The Architect of the Capitol, overseeing much of the complex's operations, has created an entire website for students to try to recreate a field trip to Washington, including a virtual tour of the building. 

And, in one sign of normalcy, the Architect's office has installed ramps at the Capitol Reflecting Pool to help ducklings climb in and out of the water, up over sloped limestone that rings the pool, as they do every summer. 

But so much of the culture has been sidelined, if not outright canceled. 

A stroll down the National Mall on Thursday evening found a mostly empty landscape, with the grass areas roped off. Normally, hundreds of congressional staffers would be playing in the co-ed softball leagues, which have postponed their seasons until the National Park Service deems it safe for such events on the Mall. 

The congressional baseball and softball games have been indefinitely postponed. The two annual events - Republican lawmakers play Democrats in baseball and the bipartisan women's team takes on a team of female reporters - have raised millions of dollars for local charities and brought lawmakers together in a competitive, bipartisan spirit. 

"These events reinforce the national character and they reinforce the significance of the Capitol," Blunt said. "And when they don't happen, I think people miss them, and I believe there will be a real desire to get back to these events as quickly as we can."

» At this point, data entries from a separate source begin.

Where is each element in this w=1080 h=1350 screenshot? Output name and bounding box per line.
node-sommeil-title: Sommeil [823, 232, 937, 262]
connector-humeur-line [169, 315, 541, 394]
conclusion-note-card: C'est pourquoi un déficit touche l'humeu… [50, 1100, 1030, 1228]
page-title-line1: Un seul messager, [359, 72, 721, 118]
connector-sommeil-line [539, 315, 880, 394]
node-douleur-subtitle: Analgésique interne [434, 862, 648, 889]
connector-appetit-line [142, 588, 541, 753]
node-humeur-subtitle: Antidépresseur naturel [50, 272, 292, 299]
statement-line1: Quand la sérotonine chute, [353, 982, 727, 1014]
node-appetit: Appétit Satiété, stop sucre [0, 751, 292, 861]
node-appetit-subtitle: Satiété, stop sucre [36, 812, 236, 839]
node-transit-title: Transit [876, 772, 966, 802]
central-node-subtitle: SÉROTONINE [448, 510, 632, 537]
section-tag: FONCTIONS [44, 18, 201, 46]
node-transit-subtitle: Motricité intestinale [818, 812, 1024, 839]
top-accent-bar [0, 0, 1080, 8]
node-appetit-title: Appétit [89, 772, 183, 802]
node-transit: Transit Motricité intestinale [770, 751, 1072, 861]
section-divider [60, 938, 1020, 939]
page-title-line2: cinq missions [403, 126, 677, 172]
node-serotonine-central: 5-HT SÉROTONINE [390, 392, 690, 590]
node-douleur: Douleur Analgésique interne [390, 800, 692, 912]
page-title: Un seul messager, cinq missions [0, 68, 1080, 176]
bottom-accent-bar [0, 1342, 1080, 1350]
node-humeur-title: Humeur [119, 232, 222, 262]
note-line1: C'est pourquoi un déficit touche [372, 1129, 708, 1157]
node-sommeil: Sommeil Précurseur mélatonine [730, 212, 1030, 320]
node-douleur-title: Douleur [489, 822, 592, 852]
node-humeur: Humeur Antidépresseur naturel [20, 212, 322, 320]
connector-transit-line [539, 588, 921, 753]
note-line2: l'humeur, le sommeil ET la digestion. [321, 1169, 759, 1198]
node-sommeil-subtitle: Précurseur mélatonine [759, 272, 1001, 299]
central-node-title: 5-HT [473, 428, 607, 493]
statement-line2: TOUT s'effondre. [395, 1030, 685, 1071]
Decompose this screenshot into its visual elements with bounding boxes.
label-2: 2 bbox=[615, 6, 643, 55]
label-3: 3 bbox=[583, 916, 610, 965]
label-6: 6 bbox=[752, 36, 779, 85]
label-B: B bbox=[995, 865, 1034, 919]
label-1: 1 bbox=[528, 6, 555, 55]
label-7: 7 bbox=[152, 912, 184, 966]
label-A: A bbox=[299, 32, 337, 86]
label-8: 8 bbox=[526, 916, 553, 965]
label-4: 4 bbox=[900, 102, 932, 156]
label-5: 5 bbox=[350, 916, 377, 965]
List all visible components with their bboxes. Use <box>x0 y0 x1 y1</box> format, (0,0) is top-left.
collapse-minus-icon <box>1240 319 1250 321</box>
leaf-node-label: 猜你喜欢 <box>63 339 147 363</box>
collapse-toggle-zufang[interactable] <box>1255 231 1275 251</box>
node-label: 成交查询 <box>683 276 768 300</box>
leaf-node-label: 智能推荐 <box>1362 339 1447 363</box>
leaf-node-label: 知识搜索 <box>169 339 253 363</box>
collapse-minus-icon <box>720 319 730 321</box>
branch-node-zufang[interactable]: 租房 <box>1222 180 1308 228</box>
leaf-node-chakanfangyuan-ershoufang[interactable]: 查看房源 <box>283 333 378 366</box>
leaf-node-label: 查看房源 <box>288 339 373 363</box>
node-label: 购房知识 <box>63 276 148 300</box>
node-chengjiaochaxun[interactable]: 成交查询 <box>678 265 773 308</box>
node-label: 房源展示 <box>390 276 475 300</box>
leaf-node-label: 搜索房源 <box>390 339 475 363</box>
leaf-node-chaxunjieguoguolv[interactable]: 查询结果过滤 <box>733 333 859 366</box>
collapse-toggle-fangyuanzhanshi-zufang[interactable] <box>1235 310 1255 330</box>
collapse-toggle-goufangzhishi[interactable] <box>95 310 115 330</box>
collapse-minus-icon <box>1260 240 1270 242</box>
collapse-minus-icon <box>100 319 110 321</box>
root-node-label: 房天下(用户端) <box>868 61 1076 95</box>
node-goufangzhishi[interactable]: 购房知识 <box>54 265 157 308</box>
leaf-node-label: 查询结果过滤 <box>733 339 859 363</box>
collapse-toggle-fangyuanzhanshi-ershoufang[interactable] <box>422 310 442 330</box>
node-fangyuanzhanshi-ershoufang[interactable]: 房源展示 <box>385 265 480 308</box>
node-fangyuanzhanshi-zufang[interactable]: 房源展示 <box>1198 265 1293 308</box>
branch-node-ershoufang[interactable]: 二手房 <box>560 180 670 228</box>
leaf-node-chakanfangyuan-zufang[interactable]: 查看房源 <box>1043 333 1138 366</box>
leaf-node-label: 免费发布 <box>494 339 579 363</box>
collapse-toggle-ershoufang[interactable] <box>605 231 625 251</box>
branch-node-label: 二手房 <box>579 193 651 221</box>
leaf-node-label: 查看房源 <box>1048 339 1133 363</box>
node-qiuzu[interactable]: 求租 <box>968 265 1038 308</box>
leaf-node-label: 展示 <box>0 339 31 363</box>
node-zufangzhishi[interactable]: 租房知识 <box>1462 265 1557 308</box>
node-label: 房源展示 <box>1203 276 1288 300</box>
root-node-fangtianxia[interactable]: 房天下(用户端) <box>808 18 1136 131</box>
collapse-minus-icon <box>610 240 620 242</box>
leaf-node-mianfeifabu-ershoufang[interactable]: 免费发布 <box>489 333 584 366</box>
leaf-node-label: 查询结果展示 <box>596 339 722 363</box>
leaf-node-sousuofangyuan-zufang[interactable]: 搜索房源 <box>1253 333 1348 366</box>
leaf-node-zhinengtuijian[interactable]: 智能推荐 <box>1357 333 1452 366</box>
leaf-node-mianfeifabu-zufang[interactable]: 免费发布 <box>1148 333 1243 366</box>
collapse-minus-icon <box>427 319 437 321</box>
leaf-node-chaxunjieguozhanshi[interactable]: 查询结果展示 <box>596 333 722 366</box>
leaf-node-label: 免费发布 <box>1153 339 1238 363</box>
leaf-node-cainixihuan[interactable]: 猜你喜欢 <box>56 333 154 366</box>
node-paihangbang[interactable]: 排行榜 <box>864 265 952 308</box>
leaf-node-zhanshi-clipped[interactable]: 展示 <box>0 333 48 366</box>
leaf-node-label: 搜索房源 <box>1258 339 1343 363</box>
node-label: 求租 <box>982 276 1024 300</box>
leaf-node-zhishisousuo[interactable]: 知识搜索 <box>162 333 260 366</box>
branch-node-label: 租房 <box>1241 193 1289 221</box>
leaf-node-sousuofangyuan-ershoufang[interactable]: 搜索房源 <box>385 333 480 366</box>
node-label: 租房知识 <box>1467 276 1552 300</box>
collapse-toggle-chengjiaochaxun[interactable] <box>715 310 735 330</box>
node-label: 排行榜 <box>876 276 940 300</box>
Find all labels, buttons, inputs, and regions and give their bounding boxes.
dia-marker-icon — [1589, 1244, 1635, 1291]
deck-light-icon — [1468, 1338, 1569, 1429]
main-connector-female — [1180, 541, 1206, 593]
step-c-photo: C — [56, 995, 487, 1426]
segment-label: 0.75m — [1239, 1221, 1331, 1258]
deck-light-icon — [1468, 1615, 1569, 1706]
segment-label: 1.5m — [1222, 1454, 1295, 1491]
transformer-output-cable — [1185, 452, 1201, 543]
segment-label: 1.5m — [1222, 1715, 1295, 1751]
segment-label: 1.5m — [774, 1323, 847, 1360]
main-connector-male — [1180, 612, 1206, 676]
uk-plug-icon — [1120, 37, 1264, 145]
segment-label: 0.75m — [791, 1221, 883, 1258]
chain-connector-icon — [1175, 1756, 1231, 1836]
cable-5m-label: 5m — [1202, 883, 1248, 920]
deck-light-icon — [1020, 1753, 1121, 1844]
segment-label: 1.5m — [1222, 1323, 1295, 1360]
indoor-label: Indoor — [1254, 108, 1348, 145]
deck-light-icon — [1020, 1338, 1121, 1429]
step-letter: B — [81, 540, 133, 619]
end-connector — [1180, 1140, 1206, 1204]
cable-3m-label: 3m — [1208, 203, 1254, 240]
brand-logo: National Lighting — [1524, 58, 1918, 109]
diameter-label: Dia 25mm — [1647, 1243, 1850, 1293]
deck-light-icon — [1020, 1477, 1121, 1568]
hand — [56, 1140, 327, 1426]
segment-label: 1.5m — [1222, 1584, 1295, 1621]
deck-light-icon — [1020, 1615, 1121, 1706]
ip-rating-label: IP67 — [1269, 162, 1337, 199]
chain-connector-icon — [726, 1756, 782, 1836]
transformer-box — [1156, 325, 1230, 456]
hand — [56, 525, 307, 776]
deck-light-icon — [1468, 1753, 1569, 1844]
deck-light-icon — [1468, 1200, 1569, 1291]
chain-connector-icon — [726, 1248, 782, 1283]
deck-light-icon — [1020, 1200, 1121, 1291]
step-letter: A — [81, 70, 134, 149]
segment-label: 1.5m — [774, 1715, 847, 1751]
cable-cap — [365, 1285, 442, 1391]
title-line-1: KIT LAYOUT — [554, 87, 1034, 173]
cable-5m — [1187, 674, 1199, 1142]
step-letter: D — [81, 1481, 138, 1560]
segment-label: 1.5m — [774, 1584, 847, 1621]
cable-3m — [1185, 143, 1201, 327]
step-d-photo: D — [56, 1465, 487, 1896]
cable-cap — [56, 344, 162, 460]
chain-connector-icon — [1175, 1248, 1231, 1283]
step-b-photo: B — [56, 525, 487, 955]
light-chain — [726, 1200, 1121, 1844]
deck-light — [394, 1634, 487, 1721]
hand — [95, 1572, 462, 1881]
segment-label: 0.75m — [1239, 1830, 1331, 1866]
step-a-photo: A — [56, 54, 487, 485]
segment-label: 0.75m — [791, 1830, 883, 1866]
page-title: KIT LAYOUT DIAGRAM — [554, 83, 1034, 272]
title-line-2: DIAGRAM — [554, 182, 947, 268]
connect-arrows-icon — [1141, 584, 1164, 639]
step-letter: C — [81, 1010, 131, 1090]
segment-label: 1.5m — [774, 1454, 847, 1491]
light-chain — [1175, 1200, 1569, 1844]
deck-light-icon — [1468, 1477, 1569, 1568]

Looming large is the July Fourth celebration, which seems certain to be either done entirely in a remote video setting or with a dramatically smaller footprint. 

"The odds are that we're likely not to have the kind of event that we have had in the past," Blunt said. 

Hoyer said those events will come back eventually, but some lost experiences could have long ripple effects. As a freshman in college, Hoyer heard then-Sen. John F. Kennedy during a visit to campus, prompting him to major in government and leading to his days as a congressional intern and staffer.

Today, Maryland's campus is closed, interns aren't coming to the Capitol and those types of interactions will not occur. 

"Time is the one commodity you can't replace," Hoyer said.